Suggest something like:
[[:queued, :lock, :success, 'Locked'],
[:queued, :unlock, 422, 'Queued'],
[:locked, :lock, 422, 'Locked'],
...
].each do |fixture, action, response, state|
uuid = containers(fixture).uuid
post action, {id: uuid}
assert_response response
assert_equal state, Container.where(uuid: uuid).first.state
end
Updated by Radhika Chippada over 8 years ago
In sdk/go/dispatch, How about adding Lock and Unlock methods, so callers can say dispatcher.Lock(container.UUID) instead of dispatcher.UpdateState(container.UUID, Locked)?
Added
When lock fails ... Suggest:
If the record can't be locked because it is not currently Queued, raise AlreadyLockedError instead of returning false
No need for "or raise ..." in the controller
Done
The unlock method should also use a model method protected with with_lock, and should return an error if the container already has state=Queued. (Currently the code/tests contradict the "permitted only if state=Locked" part of the spec.)
Done
(and update container unit test in services/api/test/unit/container_test.rb to use unlock instead of update_attributes(state: Container::Queued))
Done
The error "Multiple actions in functional test" is trying to prevent you from doing this.
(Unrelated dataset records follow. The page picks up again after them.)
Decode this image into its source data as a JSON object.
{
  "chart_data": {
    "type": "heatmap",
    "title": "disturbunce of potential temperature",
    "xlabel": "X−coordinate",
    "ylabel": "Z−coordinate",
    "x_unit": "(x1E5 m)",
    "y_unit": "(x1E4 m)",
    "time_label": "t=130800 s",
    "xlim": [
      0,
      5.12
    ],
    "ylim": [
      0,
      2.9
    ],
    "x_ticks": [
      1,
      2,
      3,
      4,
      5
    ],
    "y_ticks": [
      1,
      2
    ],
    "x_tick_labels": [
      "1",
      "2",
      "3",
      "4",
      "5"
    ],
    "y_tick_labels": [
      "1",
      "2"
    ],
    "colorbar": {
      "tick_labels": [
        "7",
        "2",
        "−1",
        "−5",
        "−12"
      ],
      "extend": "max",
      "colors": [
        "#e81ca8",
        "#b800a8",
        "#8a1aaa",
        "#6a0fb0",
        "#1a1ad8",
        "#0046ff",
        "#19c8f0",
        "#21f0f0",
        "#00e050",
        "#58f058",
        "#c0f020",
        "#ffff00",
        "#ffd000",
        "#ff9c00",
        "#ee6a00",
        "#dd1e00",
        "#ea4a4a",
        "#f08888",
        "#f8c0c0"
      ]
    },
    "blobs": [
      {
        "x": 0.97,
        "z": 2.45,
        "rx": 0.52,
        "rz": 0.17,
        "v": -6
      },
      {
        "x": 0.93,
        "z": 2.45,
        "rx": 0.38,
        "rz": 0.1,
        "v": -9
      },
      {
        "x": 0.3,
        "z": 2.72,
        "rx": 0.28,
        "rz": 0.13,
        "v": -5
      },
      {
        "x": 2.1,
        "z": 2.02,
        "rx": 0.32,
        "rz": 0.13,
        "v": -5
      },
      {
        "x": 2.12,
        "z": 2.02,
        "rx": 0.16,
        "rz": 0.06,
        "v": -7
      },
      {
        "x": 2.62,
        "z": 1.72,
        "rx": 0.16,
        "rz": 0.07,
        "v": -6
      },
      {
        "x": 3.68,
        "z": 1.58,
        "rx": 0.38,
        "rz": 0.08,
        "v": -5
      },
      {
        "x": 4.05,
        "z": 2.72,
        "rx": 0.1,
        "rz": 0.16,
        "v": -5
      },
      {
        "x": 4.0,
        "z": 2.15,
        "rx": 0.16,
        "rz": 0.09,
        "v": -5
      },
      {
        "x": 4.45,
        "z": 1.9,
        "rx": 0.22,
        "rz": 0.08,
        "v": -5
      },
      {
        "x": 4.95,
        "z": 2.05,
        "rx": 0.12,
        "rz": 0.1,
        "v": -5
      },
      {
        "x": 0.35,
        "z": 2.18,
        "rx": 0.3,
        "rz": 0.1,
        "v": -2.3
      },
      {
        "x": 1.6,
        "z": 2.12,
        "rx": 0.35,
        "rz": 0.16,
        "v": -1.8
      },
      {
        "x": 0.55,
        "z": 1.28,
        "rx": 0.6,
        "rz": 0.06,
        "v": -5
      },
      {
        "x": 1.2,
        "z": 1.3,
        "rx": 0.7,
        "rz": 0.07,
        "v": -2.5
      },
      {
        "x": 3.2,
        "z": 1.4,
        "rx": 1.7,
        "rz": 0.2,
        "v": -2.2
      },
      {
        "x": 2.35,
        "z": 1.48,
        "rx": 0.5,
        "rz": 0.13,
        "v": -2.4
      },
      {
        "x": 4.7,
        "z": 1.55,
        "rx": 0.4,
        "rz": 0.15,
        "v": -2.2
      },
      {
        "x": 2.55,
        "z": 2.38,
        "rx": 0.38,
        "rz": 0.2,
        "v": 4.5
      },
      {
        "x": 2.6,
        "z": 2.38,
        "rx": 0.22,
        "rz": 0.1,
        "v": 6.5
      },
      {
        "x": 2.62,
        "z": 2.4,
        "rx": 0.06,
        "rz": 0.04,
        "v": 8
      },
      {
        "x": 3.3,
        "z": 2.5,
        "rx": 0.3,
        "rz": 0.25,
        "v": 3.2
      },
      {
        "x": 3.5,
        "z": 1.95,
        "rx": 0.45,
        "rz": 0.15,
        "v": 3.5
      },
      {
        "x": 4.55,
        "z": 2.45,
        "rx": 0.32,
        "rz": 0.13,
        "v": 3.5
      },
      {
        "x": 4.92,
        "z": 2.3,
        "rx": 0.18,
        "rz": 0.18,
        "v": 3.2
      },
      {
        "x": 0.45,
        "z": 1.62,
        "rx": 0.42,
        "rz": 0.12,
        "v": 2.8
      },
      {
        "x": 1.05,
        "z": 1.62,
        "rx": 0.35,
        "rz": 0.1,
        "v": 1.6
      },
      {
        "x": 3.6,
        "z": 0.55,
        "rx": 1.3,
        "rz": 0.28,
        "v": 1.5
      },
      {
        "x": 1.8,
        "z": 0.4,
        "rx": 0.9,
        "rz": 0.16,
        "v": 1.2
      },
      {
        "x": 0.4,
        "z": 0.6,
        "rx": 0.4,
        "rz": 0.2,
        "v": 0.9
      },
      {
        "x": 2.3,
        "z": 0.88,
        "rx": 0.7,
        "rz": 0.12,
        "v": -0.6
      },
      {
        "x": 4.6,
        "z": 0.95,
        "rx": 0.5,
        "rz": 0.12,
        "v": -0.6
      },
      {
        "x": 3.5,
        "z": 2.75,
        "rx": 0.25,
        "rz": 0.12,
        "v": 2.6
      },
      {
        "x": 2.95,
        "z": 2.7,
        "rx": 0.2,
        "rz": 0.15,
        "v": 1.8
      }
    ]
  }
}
Resetting the counter makes the error go away, but you've still got a square peg in a round hole. Please refactor the tests instead so each test calls one action. E.g., locking the "queued" fixture should succeed; locking the "locked" fixture should fail.
Done
Updated by Tom Clegg over 8 years ago
Pushed a few updates to 9898-container-lock-api @ 8eaed3b 706abfc, test job queued at https://ci.curoverse.com/job/developer-test-job/188/
Updated by Tom Clegg over 8 years ago
- Status changed from In Progress to Resolved
- % Done changed from 0 to 100
Applied in changeset arvados|commit:7c335bf3dc935f6ac0f1845f65063d5b40ddb5ed.